Today was a perfect day. That is a perfect day in this new normal. It still had a bunch of barriers and obstacles, but I managed them, and I had a sense of peace. Normally perfect days make me a bit nervous, I guess I wouldn't be an inherently anxious person if they didn't and there in lied the beauty of this perfectly not so perfect day.
I woke up and knew it was the last day of swim lessons and multiple times opened my eyes to think there is no way in hell I can get there. And then this little voice said, just sit up. That is how we will see, just sit up nothing more expected manage this moment. So that is what I did, I sat up in bed and got my bearings and then there was the whisper...hydrate. So I followed, I didn't question, I didn't try and process all the steps in between me and these "early" lessons to see my niece and nephew, I just followed. Back in bed, juice with salt, hydrate and wait. I kept glancing at the clock and saw the minutes tick by and I willed myself to not be defeated. Get dressed, brush teeth. Okay, I have no idea who this little voice is inside my head, but again I will follow. And now as I glanced at the clock, it was inching towards 10 am and I knew I still had a number of steps to complete but I forced myself to go back to the baby steps. I had made chocolate chip pancakes last night for diner...shh my niece thinks I had "vegetable pancakes" so I knew I had those I just needed some protein. So with my stool by my side I sat and made the eggs, and the clock ticked closer to ten, I just breathed. It takes 5 minutes to get there and if you only see one minute you have succeeded. And then there was that calming voice that told me I already succeeded because I felt good enough to try.

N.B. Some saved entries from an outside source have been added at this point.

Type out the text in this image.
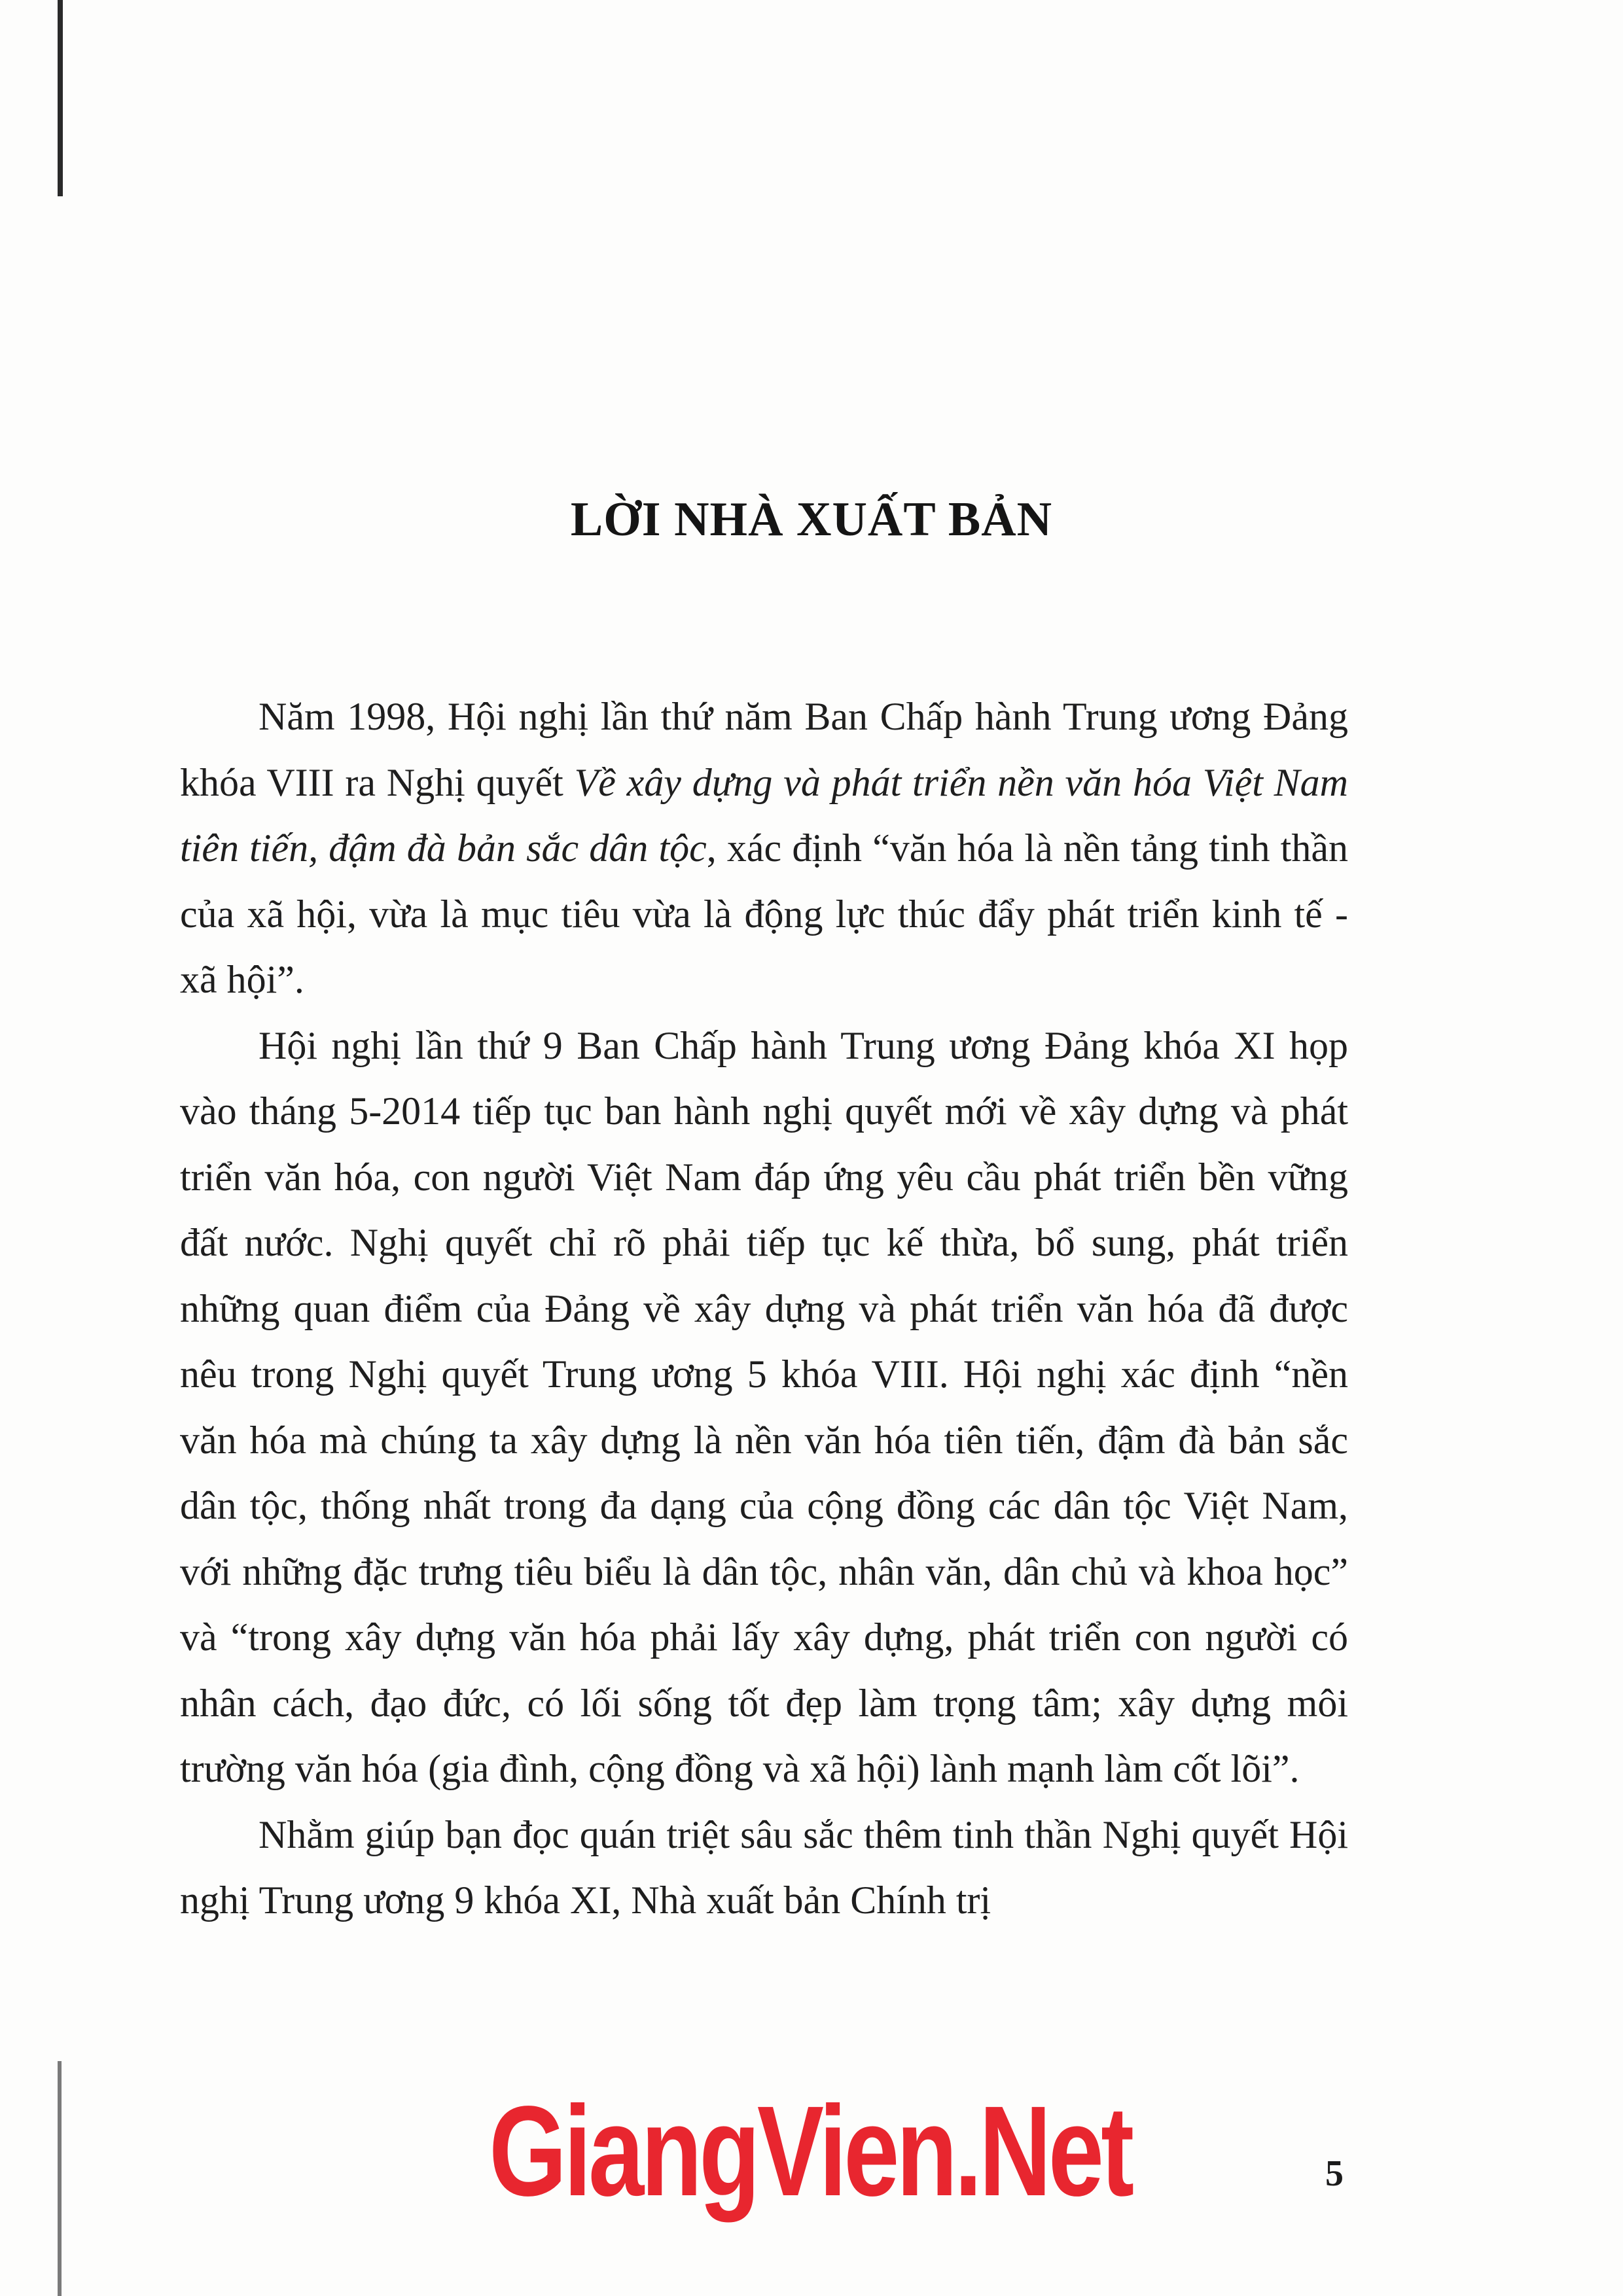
LỜI NHÀ XUẤT BẢN

Năm 1998, Hội nghị lần thứ năm Ban Chấp hành Trung ương Đảng khóa VIII ra Nghị quyết Về xây dựng và phát triển nền văn hóa Việt Nam tiên tiến, đậm đà bản sắc dân tộc, xác định “văn hóa là nền tảng tinh thần của xã hội, vừa là mục tiêu vừa là động lực thúc đẩy phát triển kinh tế - xã hội”.

Hội nghị lần thứ 9 Ban Chấp hành Trung ương Đảng khóa XI họp vào tháng 5-2014 tiếp tục ban hành nghị quyết mới về xây dựng và phát triển văn hóa, con người Việt Nam đáp ứng yêu cầu phát triển bền vững đất nước. Nghị quyết chỉ rõ phải tiếp tục kế thừa, bổ sung, phát triển những quan điểm của Đảng về xây dựng và phát triển văn hóa đã được nêu trong Nghị quyết Trung ương 5 khóa VIII. Hội nghị xác định “nền văn hóa mà chúng ta xây dựng là nền văn hóa tiên tiến, đậm đà bản sắc dân tộc, thống nhất trong đa dạng của cộng đồng các dân tộc Việt Nam, với những đặc trưng tiêu biểu là dân tộc, nhân văn, dân chủ và khoa học” và “trong xây dựng văn hóa phải lấy xây dựng, phát triển con người có nhân cách, đạo đức, có lối sống tốt đẹp làm trọng tâm; xây dựng môi trường văn hóa (gia đình, cộng đồng và xã hội) lành mạnh làm cốt lõi”.

Nhằm giúp bạn đọc quán triệt sâu sắc thêm tinh thần Nghị quyết Hội nghị Trung ương 9 khóa XI, Nhà xuất bản Chính trị

GiangVien.Net	5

I made it to the last ten minutes of her lesson and stayed for the next 30 of my nephews. It was a perfect cool summer day, and I made the mistake of sitting in the sun of a minute which brought on an intense headache. But I moved on. I got home with groceries my mom stopped and got for me and felt dizzy and weak but not panicked. This will pass. Bed. Bed, juice, a bit of coffee and wait. So that's what I did. As the day went on I was lucky enough to have a visitor and a hydro-therapy treatment. I managed to clean the kitchen with my "left to right" technique. I start at the left side and start doing what I can and if I make it all the way to the right mission accomplished. Again, these tiny steps that competed a process. I had the dinner that I made the other night and was lucky enough to be cleaned up by someone else.
Then was the decision, it was 5:30 pm, what I really wanted to do was go to the pool. Lie in this crisp non humid summer air, read a book, maybe run into someone I know...normal I craved the perfection of normal. This is where for any one with an illness it gets tricky, you have had a really good day is it worth it? Will you pay the price if you push too far? And I determined the price was worth it. I got to the pool and texted a dear friend I see very rarely on the off chance she would decide this night was also too good to pass up; despite probably a busy day at work, making dinners, picking up children, all the "normal" tough stuff of a mother. About a half hour passed and in she walks, still wearing "professional" attire with two children in tow. As we hugged, I said "what a nice surprise, I just texted you..." and she said, "you did?" I repeat, a perfect day.
This is what now fills me up, these are the random surprises I don't enjoy when I am in Phoenix. This was a perfect day, and I may pay for it tomorrow and perhaps even the next day, but today I felt like I lived rather than got by and there is no greater gift than that. This summer it may seem to the outside that I am not that much better because my activities have perhaps decreased, but the difference no one can see is that sense of peace and being present that has eluded me for years. I have the ability on good days to actually feel present, not count down the minutes or seconds until I can take the plaster of paris mask off my face and get to bed, my body screaming that the sounds, the conversation, the sitting up is all too much. I have been given moments of calm in this ever changing storm, and I am so grateful for every moment of it, it is the gift that this illness put on a silver platter - the awareness of what it feels like to be well.
August 1, 2013...hope served up on a tray and I took all I could.